Cryo2StructData contains two types of data splits. The first type is resolution-based splits, and the second type is ID-based splits. We trained our deep learning model on the resolution-based splits dataset, as described in Table 2. Users have the option to use the splits we have created or can create their own splits based on their needs. Additionally, we provide a smaller downsampled version31 of the entire Cryo2StructData for users who do not have access to large computational resources. The split-based information is available in Cryo2StructData Dataverse34,35.

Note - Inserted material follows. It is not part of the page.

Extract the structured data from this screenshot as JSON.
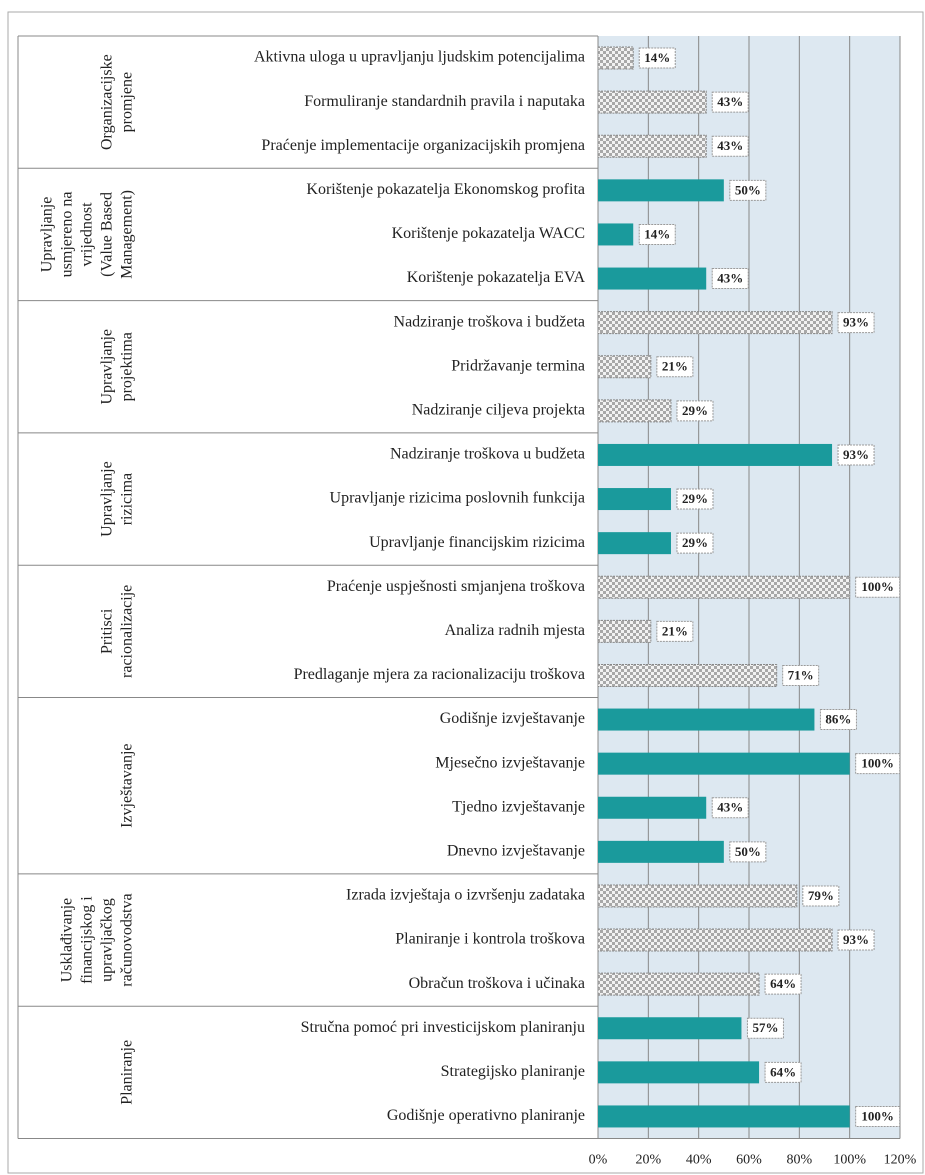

The provided trained deep learning models34,35 for atom and amino acid-type prediction, are essential for predicting voxels within the input cryo-EM density maps. The Cryo2StructData GitHub repository contains a deep learning inference program that utilizes these trained models for voxel-wise prediction. Our novel Hidden Markov Model as detailed in HMM-Guided Alignment of Cα Atoms and Protein Sequences (Section 16), a fast and efficient method for aligning predicted voxels to form a protein backbone structure in a single step, is written in C++ and is available in the Cryo2StructData GitHub repository. Additionally, both the Cryo2StructData Dataverse and the Cryo2StructData GitHub repository contain detailed information about the dataset and instructions for building the protein backbone model from cryo-EM density map, enabling users to seamlessly utilize the data and code. Additionally, we direct readers to the Cryo2Struct paper36, which utilizes Cryo2StructData for training its deep learning model. Cryo2Struct36 also provides comprehensive analyses of structures modeled from cryo-EM density maps.

The integration of ESM-239 generated sequence features into the protein density maps has yielded promising results, notably improving validation recall and precision for amino acid type prediction tasks, as shown in Fig. 6. This plot demonstrates the impact of incorporating sequence information into the density map. The sequence for each cryo-EM density map is made available within the Cryo2StructData Dataverse13,31, providing a convenient resource for researchers to utilize this complementary data and enhance the prediction capabilities of deep learning models.

The cryo-EM density map data structure is prepared as a 3D (three dimension) grid of values organized into layers of rows and columns. The voxel grids can be inferred as a regularly spaced point cloud where each point is a voxel. Other approaches, such as modeling input cryo-EM density maps as 3D point clouds and leveraging 3D Graph Neural Networks45, can be considered.

The dataset of this scale allows researchers to train and test robust and powerful deep learning models to predict the positions of protein backbone atoms (e.g., Cα atoms) and their amino acid types in 3D cryo-EM density maps, which can be linked together to build 3D protein models from scratch without using any known structural information as templates. The AI-powered de novo modeling of protein structures from cryo-EM density maps will significantly extend the capability and efficiency of cryo-EM techniques to solve the structures of large protein complexes and assemblies.